Macroeconomics Insight Center

Key takeaways:

  • November top-line sales declined relative to October, but year-to-year growth held close to a record pace. Both trends indicate adjusting to staying home during the holiday had a bigger influence on retail spending and channel choice than traditional gift buying.
  • Growth in the grocery channel suggests consumables spending picked up in November, partly due to a pullback in restaurant sales.
  • Select shoppers are funneling their money toward staying busy, healthy, or more comfortable during the winter months through the home improvement and sporting goods channels.
  • Shoppers avoided in-store Black Friday sales as indicated by a steeper decline in the apparel specialty, department store, and consumer electronics specialty channels. Mass retailers’ Black Fridays likely fared better.
  • October and November growth indicates holiday growth will surpass Kantar’s fourth-quarter forecasts, which were released in September, but the declining month-to-month trend suggests the holiday period will end on a weak note for all but a few retail channels.

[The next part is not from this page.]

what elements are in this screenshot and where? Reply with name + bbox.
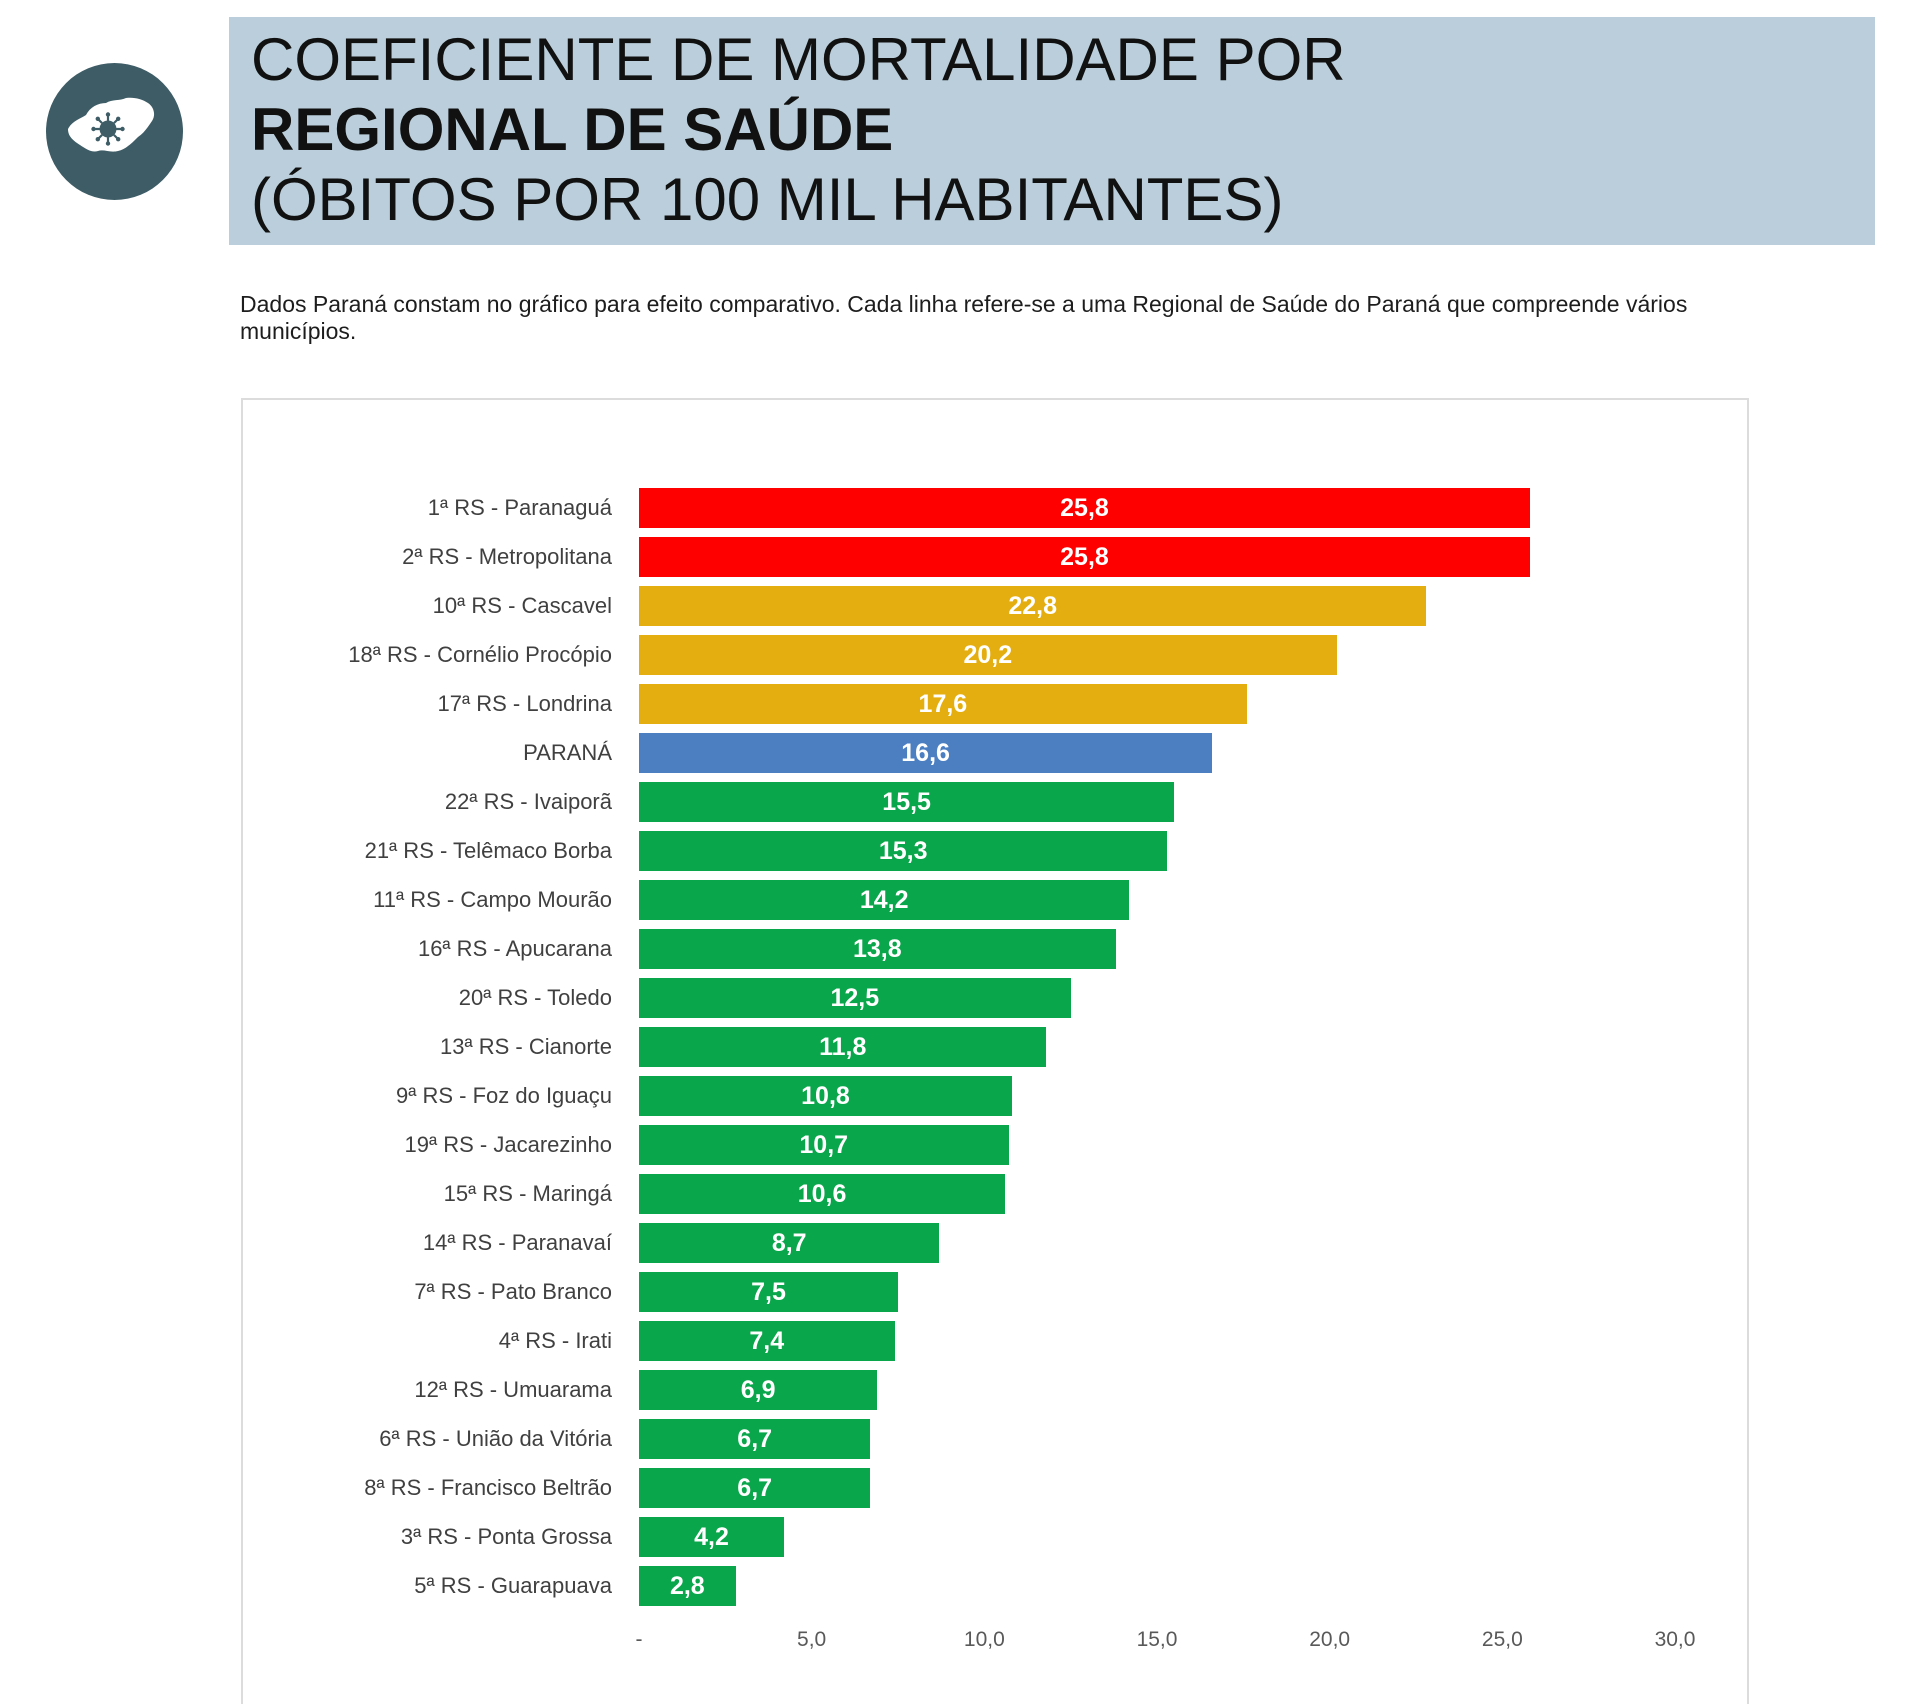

Top-line sales for core retail held steady in November on a year-to-year basis. Some of this was due to shoppers staying home more instead of doing traditional holiday shopping, as indicated by a pullback in restaurant and bars sales (-17%). (Channel retail sales data from recent months is available at the end of this piece. Kantar Retail IQ clients can access more charts.)

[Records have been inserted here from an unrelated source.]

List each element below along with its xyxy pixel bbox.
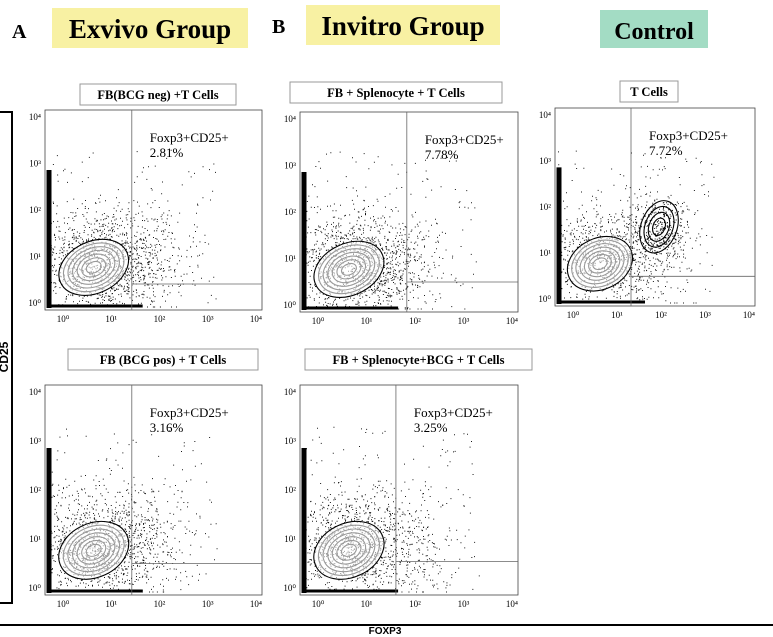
- panel-title: T Cells: [630, 85, 668, 99]
- x-tick-label: 10²: [154, 314, 166, 324]
- x-tick-label: 10⁰: [57, 314, 70, 324]
- y-tick-label: 10²: [539, 202, 551, 212]
- y-tick-label: 10⁰: [28, 583, 41, 593]
- contour: [313, 240, 385, 298]
- x-tick-label: 10⁴: [250, 314, 262, 324]
- y-tick-label: 10¹: [539, 248, 551, 258]
- x-tick-label: 10¹: [611, 310, 623, 320]
- gate-percent: 3.16%: [150, 420, 184, 435]
- y-tick-label: 10¹: [284, 254, 296, 264]
- x-tick-label: 10³: [458, 599, 470, 609]
- x-tick-label: 10³: [699, 310, 711, 320]
- group-title: Control: [614, 19, 694, 45]
- y-tick-label: 10⁴: [29, 387, 41, 397]
- y-tick-label: 10¹: [284, 534, 296, 544]
- gate-label: Foxp3+CD25+: [425, 132, 504, 147]
- y-tick-label: 10⁴: [29, 112, 41, 122]
- y-tick-label: 10³: [29, 159, 41, 169]
- x-tick-label: 10⁰: [57, 599, 70, 609]
- panel-title-box: [79, 83, 237, 106]
- gate-percent: 2.81%: [150, 145, 184, 160]
- x-tick-label: 10³: [202, 314, 214, 324]
- x-tick-label: 10¹: [361, 316, 373, 326]
- x-tick-label: 10⁰: [312, 316, 325, 326]
- group-box: [52, 8, 248, 48]
- x-axis-label: FOXP3: [369, 626, 402, 637]
- x-tick-label: 10³: [458, 316, 470, 326]
- y-tick-label: 10²: [29, 485, 41, 495]
- contour: [639, 200, 679, 254]
- panel-title-box: [289, 81, 503, 104]
- contour: [58, 238, 130, 296]
- y-bracket: [0, 111, 13, 604]
- panel-title-box: [619, 80, 679, 103]
- x-tick-label: 10⁴: [506, 316, 518, 326]
- x-tick-label: 10²: [409, 316, 421, 326]
- panel-title: FB + Splenocyte+BCG + T Cells: [333, 353, 505, 367]
- group-box: [306, 5, 500, 45]
- contour: [58, 520, 130, 580]
- y-tick-label: 10²: [284, 207, 296, 217]
- group-letter: A: [12, 21, 27, 43]
- group-box: [600, 10, 708, 48]
- y-tick-label: 10⁰: [283, 300, 296, 310]
- x-tick-label: 10⁰: [567, 310, 580, 320]
- gate-percent: 7.72%: [649, 143, 683, 158]
- y-tick-label: 10⁴: [284, 387, 296, 397]
- x-tick-label: 10²: [154, 599, 166, 609]
- gate-percent: 3.25%: [414, 420, 448, 435]
- gate-label: Foxp3+CD25+: [649, 128, 728, 143]
- y-tick-label: 10⁴: [539, 110, 551, 120]
- panel-title-box: [304, 348, 533, 371]
- group-letter: B: [272, 16, 285, 38]
- panel-title: FB (BCG pos) + T Cells: [100, 353, 227, 367]
- group-title: Exvivo Group: [69, 14, 231, 44]
- panel-title: FB + Splenocyte + T Cells: [327, 86, 465, 100]
- panel-title: FB(BCG neg) +T Cells: [97, 88, 218, 102]
- y-tick-label: 10³: [284, 161, 296, 171]
- x-tick-label: 10⁴: [506, 599, 518, 609]
- x-tick-label: 10⁰: [312, 599, 325, 609]
- y-tick-label: 10¹: [29, 534, 41, 544]
- gate-label: Foxp3+CD25+: [150, 130, 229, 145]
- gate-percent: 7.78%: [425, 147, 459, 162]
- x-tick-label: 10⁴: [250, 599, 262, 609]
- panel-title-box: [67, 348, 259, 371]
- y-tick-label: 10²: [29, 205, 41, 215]
- y-tick-label: 10³: [284, 436, 296, 446]
- x-tick-label: 10²: [655, 310, 667, 320]
- x-tick-label: 10³: [202, 599, 214, 609]
- y-tick-label: 10⁴: [284, 114, 296, 124]
- gate-label: Foxp3+CD25+: [414, 405, 493, 420]
- gate-label: Foxp3+CD25+: [150, 405, 229, 420]
- x-tick-label: 10⁴: [743, 310, 755, 320]
- group-title: Invitro Group: [321, 11, 484, 41]
- contour: [643, 205, 675, 248]
- x-tick-label: 10¹: [361, 599, 373, 609]
- x-tick-label: 10¹: [105, 599, 117, 609]
- contour: [647, 211, 671, 242]
- contour: [652, 217, 666, 237]
- x-tick-label: 10¹: [105, 314, 117, 324]
- y-tick-label: 10⁰: [283, 583, 296, 593]
- y-tick-label: 10³: [29, 436, 41, 446]
- y-tick-label: 10³: [539, 156, 551, 166]
- y-axis-label: CD25: [0, 341, 11, 372]
- y-tick-label: 10¹: [29, 252, 41, 262]
- y-tick-label: 10⁰: [28, 298, 41, 308]
- y-tick-label: 10²: [284, 485, 296, 495]
- contour: [313, 520, 385, 580]
- x-tick-label: 10²: [409, 599, 421, 609]
- y-tick-label: 10⁰: [538, 294, 551, 304]
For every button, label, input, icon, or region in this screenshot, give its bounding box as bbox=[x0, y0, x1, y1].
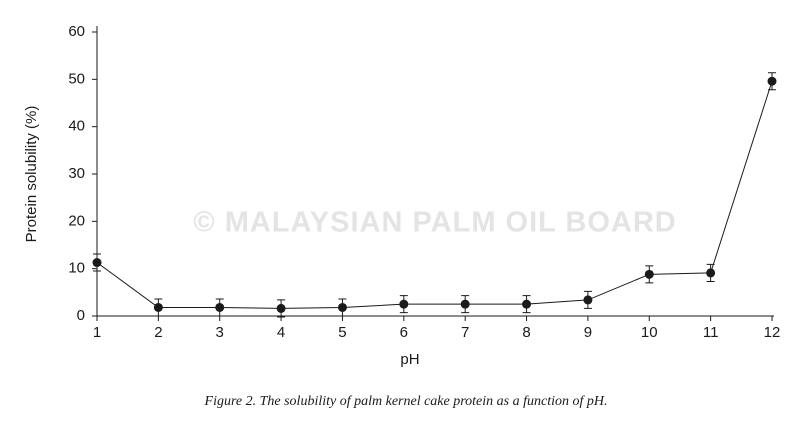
y-tick-label: 10 bbox=[68, 260, 85, 277]
data-point bbox=[767, 76, 777, 86]
y-tick-label: 40 bbox=[68, 118, 85, 135]
x-tick-label: 6 bbox=[400, 324, 408, 341]
data-point bbox=[706, 268, 716, 278]
data-point bbox=[644, 269, 654, 279]
data-point bbox=[153, 302, 163, 312]
data-point bbox=[276, 303, 286, 313]
data-point bbox=[460, 299, 470, 309]
x-tick-label: 8 bbox=[522, 324, 530, 341]
data-point bbox=[215, 302, 225, 312]
x-tick-label: 11 bbox=[703, 324, 719, 341]
y-tick-label: 0 bbox=[77, 307, 85, 324]
data-point bbox=[399, 299, 409, 309]
x-tick-label: 4 bbox=[277, 324, 285, 341]
data-point bbox=[583, 295, 593, 305]
data-point bbox=[337, 302, 347, 312]
x-tick-label: 9 bbox=[584, 324, 592, 341]
x-tick-label: 10 bbox=[641, 324, 658, 341]
x-tick-label: 7 bbox=[461, 324, 469, 341]
y-tick-label: 20 bbox=[68, 212, 85, 229]
caption: Figure 2. The solubility of palm kernel … bbox=[204, 394, 608, 409]
x-tick-label: 12 bbox=[764, 324, 781, 341]
x-axis-label: pH bbox=[400, 351, 419, 368]
y-axis-label: Protein solubility (%) bbox=[23, 106, 40, 243]
data-point bbox=[92, 258, 102, 268]
x-tick-label: 2 bbox=[154, 324, 162, 341]
x-tick-label: 1 bbox=[93, 324, 101, 341]
x-tick-label: 3 bbox=[216, 324, 224, 341]
series-line bbox=[96, 81, 773, 309]
y-tick-label: 30 bbox=[68, 165, 85, 182]
y-tick-label: 60 bbox=[68, 23, 85, 40]
y-tick-label: 50 bbox=[68, 70, 85, 87]
watermark: © MALAYSIAN PALM OIL BOARD bbox=[193, 207, 676, 239]
x-tick-label: 5 bbox=[338, 324, 346, 341]
data-point bbox=[522, 299, 532, 309]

Nonstore vs. brick-and-mortar: Nonstore, including online, accelerated to record growth in November, offsetting slower brick-and-mortar growth at least in aggregate. Based on third-quarter data, brick-and-mortar soft goods and department store channels were unlikely to have made up for steeper declining sales in November in their respective online banners during the traditional Black Friday period.

Supercenter, club, and small-format value: This combined channel picked up in November after slipping in the previous month. Sales data available only for months prior to November indicate that the small-format value channel is likely posting double-digit gains over the holiday but that they are slower than they were in the midsummer period. Big-box mass retailers have increased their in-store growth over that period in addition to rapid online sales. 

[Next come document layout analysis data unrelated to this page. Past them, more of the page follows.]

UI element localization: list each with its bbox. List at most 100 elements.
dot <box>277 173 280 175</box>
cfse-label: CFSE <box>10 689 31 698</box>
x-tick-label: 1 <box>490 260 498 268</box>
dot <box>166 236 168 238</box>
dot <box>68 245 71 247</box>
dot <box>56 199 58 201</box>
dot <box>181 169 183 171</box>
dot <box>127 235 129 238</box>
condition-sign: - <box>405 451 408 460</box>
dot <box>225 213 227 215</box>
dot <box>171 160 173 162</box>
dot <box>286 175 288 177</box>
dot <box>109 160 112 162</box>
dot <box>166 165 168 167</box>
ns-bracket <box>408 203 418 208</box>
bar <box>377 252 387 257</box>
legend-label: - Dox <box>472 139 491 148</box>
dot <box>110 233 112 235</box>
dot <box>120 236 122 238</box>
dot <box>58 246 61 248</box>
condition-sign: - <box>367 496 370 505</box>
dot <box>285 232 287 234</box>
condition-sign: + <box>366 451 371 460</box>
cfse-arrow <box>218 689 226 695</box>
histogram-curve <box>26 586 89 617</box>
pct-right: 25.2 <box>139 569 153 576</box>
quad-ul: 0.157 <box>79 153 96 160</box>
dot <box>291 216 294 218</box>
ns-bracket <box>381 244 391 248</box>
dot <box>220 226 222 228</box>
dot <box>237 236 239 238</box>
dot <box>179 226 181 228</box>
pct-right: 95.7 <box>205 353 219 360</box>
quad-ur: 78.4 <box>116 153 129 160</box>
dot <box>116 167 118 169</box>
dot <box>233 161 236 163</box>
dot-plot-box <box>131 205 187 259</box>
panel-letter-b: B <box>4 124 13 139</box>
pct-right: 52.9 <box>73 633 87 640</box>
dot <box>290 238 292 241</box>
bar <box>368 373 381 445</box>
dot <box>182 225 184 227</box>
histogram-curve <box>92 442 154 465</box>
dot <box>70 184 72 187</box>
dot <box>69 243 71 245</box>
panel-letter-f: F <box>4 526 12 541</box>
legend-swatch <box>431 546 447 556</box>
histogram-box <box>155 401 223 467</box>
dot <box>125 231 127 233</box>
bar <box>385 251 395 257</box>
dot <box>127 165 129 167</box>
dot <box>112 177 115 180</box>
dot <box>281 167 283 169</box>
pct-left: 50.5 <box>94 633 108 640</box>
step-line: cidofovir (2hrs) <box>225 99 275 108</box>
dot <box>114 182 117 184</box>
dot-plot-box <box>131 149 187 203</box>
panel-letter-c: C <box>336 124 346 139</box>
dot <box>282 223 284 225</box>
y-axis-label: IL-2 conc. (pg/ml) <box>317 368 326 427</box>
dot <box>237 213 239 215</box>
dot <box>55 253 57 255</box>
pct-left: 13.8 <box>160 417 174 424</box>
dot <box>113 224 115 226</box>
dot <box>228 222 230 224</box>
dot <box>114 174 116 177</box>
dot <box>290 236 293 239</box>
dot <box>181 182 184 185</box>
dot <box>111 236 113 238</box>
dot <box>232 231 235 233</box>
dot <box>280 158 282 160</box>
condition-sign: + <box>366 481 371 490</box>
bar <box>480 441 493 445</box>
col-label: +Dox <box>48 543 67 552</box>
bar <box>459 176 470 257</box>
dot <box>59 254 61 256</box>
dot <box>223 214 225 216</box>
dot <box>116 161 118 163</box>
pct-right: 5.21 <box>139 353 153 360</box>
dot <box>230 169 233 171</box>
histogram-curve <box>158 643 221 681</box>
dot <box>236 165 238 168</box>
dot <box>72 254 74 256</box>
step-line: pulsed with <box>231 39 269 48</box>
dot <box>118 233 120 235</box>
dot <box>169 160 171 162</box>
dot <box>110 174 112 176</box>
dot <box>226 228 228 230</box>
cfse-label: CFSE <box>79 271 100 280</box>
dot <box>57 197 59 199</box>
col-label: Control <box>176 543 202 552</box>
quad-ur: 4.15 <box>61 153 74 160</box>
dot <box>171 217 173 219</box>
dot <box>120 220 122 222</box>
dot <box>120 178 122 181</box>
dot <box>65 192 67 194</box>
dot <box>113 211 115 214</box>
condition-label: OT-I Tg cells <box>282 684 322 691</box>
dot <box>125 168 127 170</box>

Supermarket: This channel jumped to its strongest growth since June even though food inflation was slower than it was earlier this year.

Drug, health, and beauty care: This channel posted moderate growth in November. Data from the previous month indicates growth in the narrower drugstore channel likely outpaced the broader channel. 

Home improvement: This channel held close to a record pace of growth in November.

Apparel, jewelry, and shoe specialty: Sales declines steepened in this channel for the second straight month, a bad sign for holiday sales for most soft goods specialty retailers even after taking into account their online banners. 

Traditional and discount department: This combined channel posted its worst sales decline since May.